Hence, Iran’s activities in breach of its Nuclear Nonproliferation Treaty (NPT) obligations continued longer than many in US intelligence thought.
Divergent reactions. As with the negotiations and the JCPOA itself, different players are highlighting different aspects of the new report. For Tehran, the key was to “address” the issue of possible military dimensions so it could close the file once and for all. In other words, whether or not the information satisfies the world powers is irrelevant to Iran, which believes it was merely responsible for cooperating with the IAEA on the report. In Tehran’s view, it may now move ahead with implementation of the deal and receive sanctions relief sooner rather than later. After the report’s release, Iran’s Deputy Foreign Minister Abbas Araghchi said “now, it is the P5+1’s turn to close the issue at the [IAEA] Board of Governors,” passing responsibility to the six world powers with whom his country negotiated the deal.
Araghchi also highlighted elements of the report that support Tehran’s official line, which is that the country is not interested in nuclear weapons and is pursuing nuclear development only for peaceful purposes. He noted that the IAEA’s findings are consistent with Iran’s claims that it had not diverted nuclear material for weapons. Indeed, the IAEA report did not find “credible indications of the diversion of nuclear material in connection with the PMD” or any “indications of an undeclared fuel cycle.”

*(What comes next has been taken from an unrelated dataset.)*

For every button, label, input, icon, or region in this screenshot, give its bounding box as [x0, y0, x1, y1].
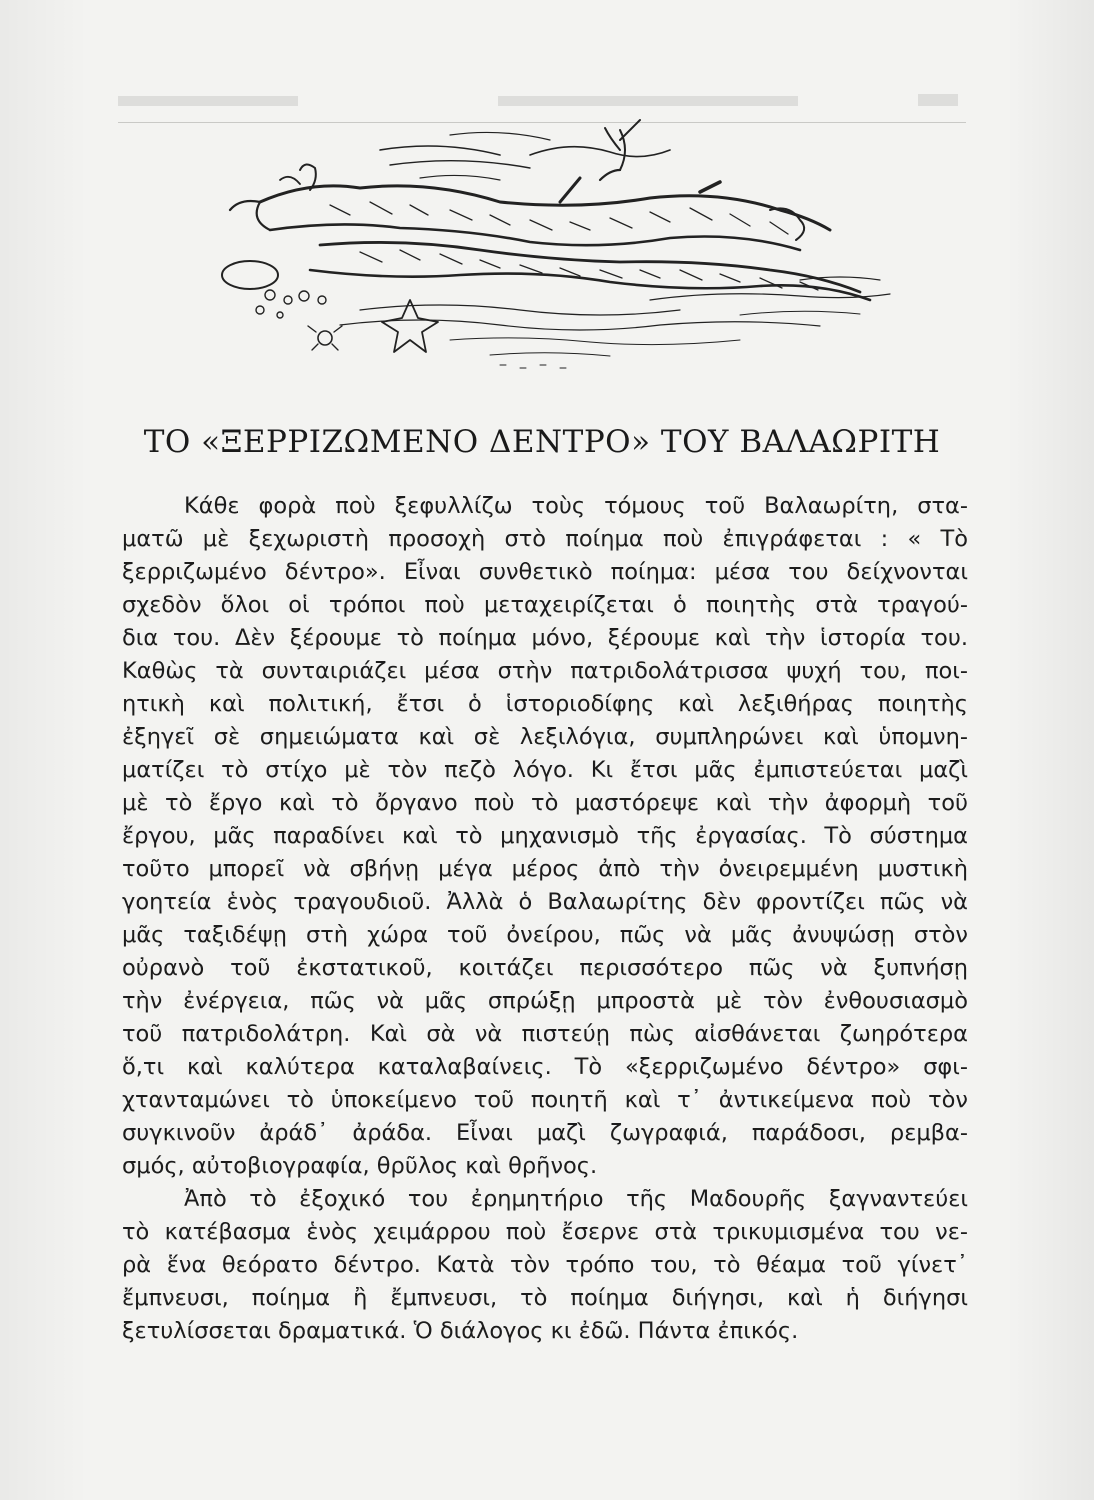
- text-line: Κάθε φορὰ ποὺ ξεφυλλίζω τοὺς τόμους τοῦ Βαλαωρίτη, στα-: [184, 493, 968, 519]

On the other hand, those who expected or at least hoped for very conclusive and detailed findings are disappointed. Among that contingent of world powers and experts, some are already arguing that the report does not adequately allow for the file to be closed. They aren’t wrong to point out that elements are missing: The IAEA report sheds light on a number of Iran’s past activities, but is far from perfect. These critics are correct to note that the deficiencies are mainly due to Iran’s failure to cooperate fully with the IAEA. Whether or not these voices prevail and keep the file open remains to be seen. It’s fair to assume, though, that any push by the IAEA to investigate the matter further will be shut down by Tehran.
The IAEA report’s assessment of Iran’s nuclear weapons activities is not surprising, but it provides us with valuable information about an important chapter in nuclear proliferation. It helps fill gaps in our knowledge. And by revealing what took place in the past, it further highlights the importance of ensuring that the Iranian nuclear agreement is successfully implemented, to make sure Tehran’s weapon-related activities are not resumed.